Today is the one year anniversary of my colleague, Ken Jameson’s, death from depression.  Death from depression sounds so much better than Suicide.  Clearly depression kills and in this case it killed a wonderful father, brother, uncle, husband and lawyer.   We will all forever miss Ken and his tenacity for life or as his wife says his “tenacity with a twinkle”.

Recently, I have spent some time with his wonderful spouse Betsy.  And even a year later, I am left with far more questions than answers.  Last June I posted a blog post with the help of Dan Lukasik at www.lawyerswithdepression.com about Ken’s depression and how we, his coworkers, were so unaware.  At the time, many people around me didn’t grasp my intent/purpose for talking about his death and struggle with depression.  My first purpose was and still is to bring comfort to those who loved and knew Ken so well.  Second, my hope was to share his story with others who are in the throes of such an illness.   Perhaps, it is just my acceptance of people with mental illness, but these seemed like the logical thing for me to do.

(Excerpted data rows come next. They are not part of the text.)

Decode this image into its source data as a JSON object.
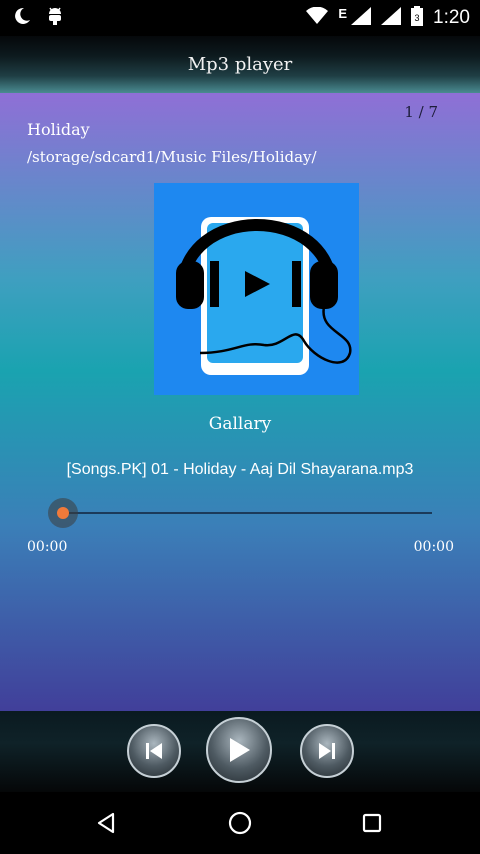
{
  "status_bar": {
    "time": "1:20",
    "network_type": "E",
    "icons": [
      "moon-icon",
      "android-debug-icon",
      "wifi-icon",
      "signal-icon",
      "signal-icon-2",
      "battery-icon"
    ]
  },
  "app_bar": {
    "title": "Mp3 player"
  },
  "track": {
    "counter": "1 / 7",
    "album": "Holiday",
    "path": "/storage/sdcard1/Music Files/Holiday/",
    "art_caption": "Gallary",
    "filename": "[Songs.PK] 01 - Holiday - Aaj Dil Shayarana.mp3",
    "progress": 0,
    "elapsed": "00:00",
    "duration": "00:00"
  },
  "controls": {
    "prev_icon": "skip-previous-icon",
    "play_icon": "play-icon",
    "next_icon": "skip-next-icon"
  },
  "nav_bar": {
    "icons": [
      "back-icon",
      "home-icon",
      "recents-icon"
    ]
  },
  "colors": {
    "seek_thumb": "#f07a3a",
    "art_background": "#1e88f0",
    "gradient_top": "#8f6fd6",
    "gradient_bottom": "#413f9a"
  }
}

Ken’s family has indeed been grateful for the post.  They miss him terribly.  It is so hard to imagine what this tragedy has done to them all.  For members of his firm family, I can tell you that it has been a rough year.  Everyone in our office admired and loved Ken.  We each had different reasons to admire him.  However, we all saw him as friend first and a colleague second.

For me, getting to know his wife Betsy has been such a gift.   She is perhaps the strongest woman I know.  No one else would have the inner strength and power to eulogize her husband less than a week after his death.  His struggle with depression was her struggle with depression.  They shared everything.  Her story is very powerful and only compounds the why question.   I also empathize with his kids who are now viewing their father through the cloud of mystery surrounding his suicide.  Despite this death, the entire Jameson clan has decided to move forward with life together and they are remarkable people.

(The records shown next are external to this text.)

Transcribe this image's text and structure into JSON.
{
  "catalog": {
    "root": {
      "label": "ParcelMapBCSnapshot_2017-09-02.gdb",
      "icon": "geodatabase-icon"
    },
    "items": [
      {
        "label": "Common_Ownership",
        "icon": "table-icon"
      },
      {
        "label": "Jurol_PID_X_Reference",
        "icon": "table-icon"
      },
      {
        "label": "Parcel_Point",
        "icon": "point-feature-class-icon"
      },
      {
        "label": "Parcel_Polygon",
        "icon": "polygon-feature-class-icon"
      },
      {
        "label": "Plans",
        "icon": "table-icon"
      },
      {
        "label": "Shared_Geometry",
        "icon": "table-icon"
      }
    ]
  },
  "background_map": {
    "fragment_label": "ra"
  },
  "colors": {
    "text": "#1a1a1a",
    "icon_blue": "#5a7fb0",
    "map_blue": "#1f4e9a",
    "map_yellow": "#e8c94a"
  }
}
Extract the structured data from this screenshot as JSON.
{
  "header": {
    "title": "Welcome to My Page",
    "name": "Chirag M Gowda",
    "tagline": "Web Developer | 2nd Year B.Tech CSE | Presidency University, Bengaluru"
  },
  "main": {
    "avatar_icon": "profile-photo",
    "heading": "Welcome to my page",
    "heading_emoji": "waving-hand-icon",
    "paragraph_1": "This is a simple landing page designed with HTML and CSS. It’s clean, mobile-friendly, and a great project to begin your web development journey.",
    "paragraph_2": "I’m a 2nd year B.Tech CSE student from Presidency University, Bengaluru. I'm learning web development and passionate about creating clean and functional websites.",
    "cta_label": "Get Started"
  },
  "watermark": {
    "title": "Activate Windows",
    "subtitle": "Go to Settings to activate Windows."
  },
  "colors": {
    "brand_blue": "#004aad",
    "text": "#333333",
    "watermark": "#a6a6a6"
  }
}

The greatest challenge we all face when someone dies by their own hand, is not viewing them solely in terms of how they died.  It is natural to question the choice and or the method and for many, it is thought of as a selfish act.  There is no way to know the reasons behind Ken’s decision and viewing him through his death only overshadows the wonder that was Ken.

For me, as of today, I will remember Ken for his goodness and his life of service to others.  It will be a challenge to be sure, but I think to learn from this horrible tragedy we must move past the shock and celebrate the man who was always there for his colleagues, his family and his clients.  I also hope that his family has peace and comfort in knowing how many lives he touched as they rebuild from the loss they have felt.

Be well Jameson clan we are all cheering for you!